I'm really feeling it!

Dear reader, this is the third and final series of tales on how I fell in love with the world of Middle Earth in honor of Tolkien Week. Thanks for reading and please share your own tales on how you discovered Middle Earth. And I would be remiss not to owe an immense amount of thanks to Vulcanbookworm and MintRaiinbow for taking to time to edit what I have written. Their skills to catch spliced commas, dangling participles, and other crimes in the grammarly world are uncanny and appreciated. Editors make the word go round.

The continuation of a series strikes fear and anticipation in the hearts of fans. The longer time span between movies, the more excitement there is. It had been nearly ten years since “Fellowship of the Ring” came out. I was an adult now, and—in addition to marathon parties— had been biding my time with hoarding multiple editions of anything Tolkien, writing occasional fanfics with friends, and collecting plushies and knickknacks wherever I could find them. When I heard the news, I was ecstatic because unlike last time—being tiny, unable to drive and stay up past 10 p.m.—I could now go to the midnight movie premiere in costume. Yes, my love for Middle Earth got me in to cosplay.

In the past, I was a great admirer of cosplay—it still absolutely blows me away to see what people can create for their passions. For myself though, I couldn’t see an opportunity to create one for myself—and I wasn’t sure if I had the confidence to pull it off. But with “The Hobbit” coming out, I knew if I didn’t take the chance, I’d deeply regret it. So I put my mind to figure a cost-effective but awesome way to create a costume. My first desire was to go as an elf—but figured with my height I’d be mistaken more for a hobbit. Then I considered a hobbit—but again, my confidence was not at its peak at the time (especially in regards to my height). The cosplayers I saw always seemed to have an amazing confidence and investment into being their characters. I wanted to have those guts, passion and charisma. So I decided to be a dwarf.

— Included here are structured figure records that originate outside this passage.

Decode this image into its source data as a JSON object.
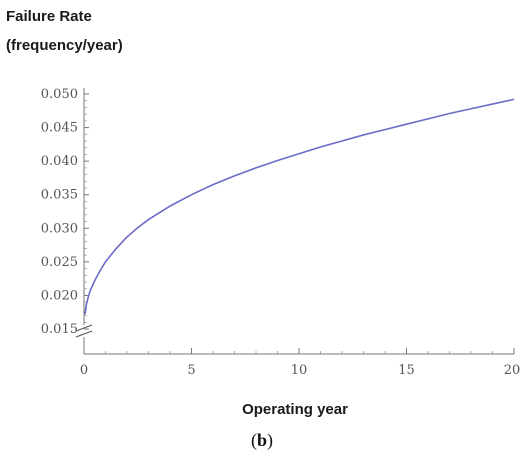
{
  "chart_data": {
    "type": "line",
    "title": "",
    "ylabel_lines": [
      "Failure Rate",
      "(frequency/year)"
    ],
    "xlabel": "Operating year",
    "panel_label": {
      "open": "(",
      "letter": "b",
      "close": ")"
    },
    "xlim": [
      0,
      20
    ],
    "ylim": [
      0.015,
      0.05
    ],
    "y_axis_break": true,
    "x_ticks": [
      "0",
      "5",
      "10",
      "15",
      "20"
    ],
    "y_ticks": [
      "0.015",
      "0.020",
      "0.025",
      "0.030",
      "0.035",
      "0.040",
      "0.045",
      "0.050"
    ],
    "grid": false,
    "line_color": "#6b6bc8",
    "series": [
      {
        "x": [
          0.05,
          0.1,
          0.2,
          0.3,
          0.5,
          0.75,
          1,
          1.5,
          2,
          2.5,
          3,
          4,
          5,
          6,
          7,
          8,
          9,
          10,
          11,
          12,
          13,
          14,
          15,
          16,
          17,
          18,
          19,
          20
        ],
        "y": [
          0.0172,
          0.0185,
          0.0198,
          0.0208,
          0.0222,
          0.0237,
          0.025,
          0.027,
          0.0287,
          0.0301,
          0.0313,
          0.0333,
          0.035,
          0.0365,
          0.0378,
          0.039,
          0.0401,
          0.0411,
          0.0421,
          0.043,
          0.0439,
          0.0447,
          0.0455,
          0.0463,
          0.0471,
          0.0478,
          0.0485,
          0.0492
        ]
      }
    ]
  }
}
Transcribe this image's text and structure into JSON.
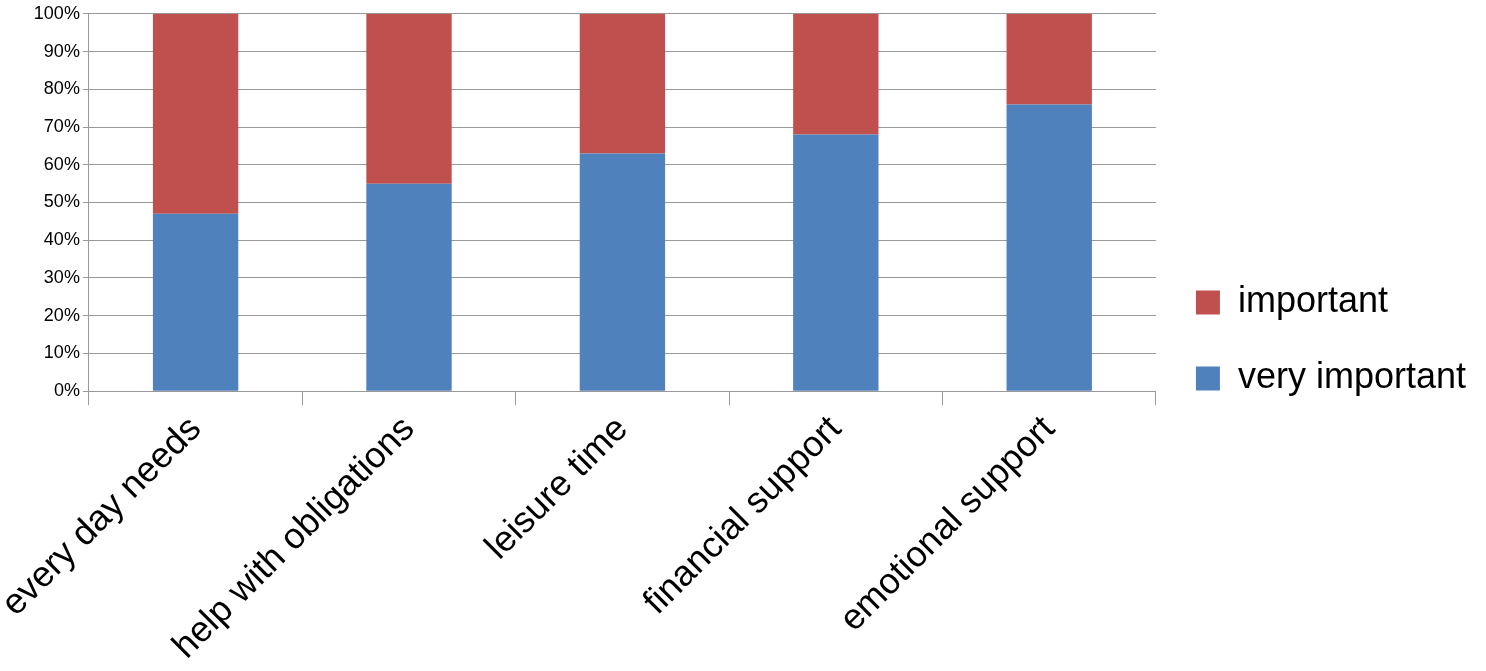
{
  "chart_data": {
    "type": "bar",
    "stacked": true,
    "categories": [
      "every day needs",
      "help with obligations",
      "leisure time",
      "financial support",
      "emotional support"
    ],
    "series": [
      {
        "name": "very important",
        "color": "#4f81bd",
        "values": [
          47,
          55,
          63,
          68,
          76
        ]
      },
      {
        "name": "important",
        "color": "#c0504d",
        "values": [
          53,
          45,
          37,
          32,
          24
        ]
      }
    ],
    "ylim": [
      0,
      100
    ],
    "yticks": [
      {
        "value": 0,
        "label": "0%"
      },
      {
        "value": 10,
        "label": "10%"
      },
      {
        "value": 20,
        "label": "20%"
      },
      {
        "value": 30,
        "label": "30%"
      },
      {
        "value": 40,
        "label": "40%"
      },
      {
        "value": 50,
        "label": "50%"
      },
      {
        "value": 60,
        "label": "60%"
      },
      {
        "value": 70,
        "label": "70%"
      },
      {
        "value": 80,
        "label": "80%"
      },
      {
        "value": 90,
        "label": "90%"
      },
      {
        "value": 100,
        "label": "100%"
      }
    ],
    "grid": "y",
    "legend": "right"
  }
}
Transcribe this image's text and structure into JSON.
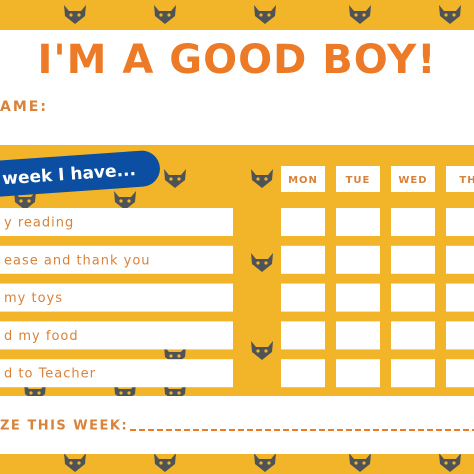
{
  "header": {
    "title": "I'M A GOOD BOY!",
    "name_label": "AME:"
  },
  "pill": "week I have...",
  "days": [
    "MON",
    "TUE",
    "WED",
    "TH"
  ],
  "tasks": [
    "y reading",
    "ease and thank you",
    "my toys",
    "d my food",
    "d to Teacher"
  ],
  "prize_label": "ZE THIS WEEK:"
}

I chiefly owe my inspiration to Gimli and his references to dwarf women in the extended edition of “The Two Towers” and “Return of the King.” His explanation in the second movie and drunken declaration in the third, made a lasting impression on me. I also must credit Linda Carlson, creator of the regrettably dead webcomic “The Brasse.” She was the first cosplayer I saw who portrayed female dwarves with beards. Plus, I also figured it would be fun since “The Hobbit” features a colorful cast of dwarves.

While I may have mixed feelings regarding the recent movies, I owe them for helping me get out of my comfort zone. Creating my first costume on my own, meeting fellow fans of all types and sharing food, games and laughter while we waited in line for almost sixteen hours—those memories will stick with me forever. And it gave me confidence to have a little more fun with my love for Middle Earth. I started dressing up on Tolkien Day and Halloween on my college campus—causing smiles, laughter and a couple collisions with lampposts or doors. I made lasting friendships with several professors. And when the movies wrapped up, I went to Renaissance Fairs and local conventions. It is hard to describe the joy when people—especially little kids—walk up to you and ask for a picture.

As wonderful as these memories are, my proudest and most humbling moment came when I had the opportunity to visit Tolkien’s grave.

It was my first trip overseas, and a study trip that I had saved up for as a senior gift to myself. I could write book’s worth of memories on that trip. I didn’t want to leave and often joked with friends on ways I could get arrested so I could stay. With a wonderful fellowship of academics and students, I toured Oxford in awe. While the trip had not been primarily about Tolkien, our group still toured the well-loved haunts of the man—Merton College and its gardens, The Eagle & Child, his church, a former home and eventually his resting place.

To walk in the city where ones heroes taught, wrote, lived and died—is of a treasure immeasurable. I was born long after Tolkien’s death, and as I sat beside his grave, I knew it was the closest thing I would come to meeting him in this life. I tried to imagine what it would be like were he still alive and I had the chance to meet him. I can only imagine from the biographies I’ve read and stories I’ve heard, his reaction to what his books have brought forth in the media. Maybe a slight frown at the hubbub, a hint of distain at the commercialization of his books and hopefully a smile at the fact that his books taught a little girl to love to read books that are far too big, to hope in the midst of trying times, and to dream.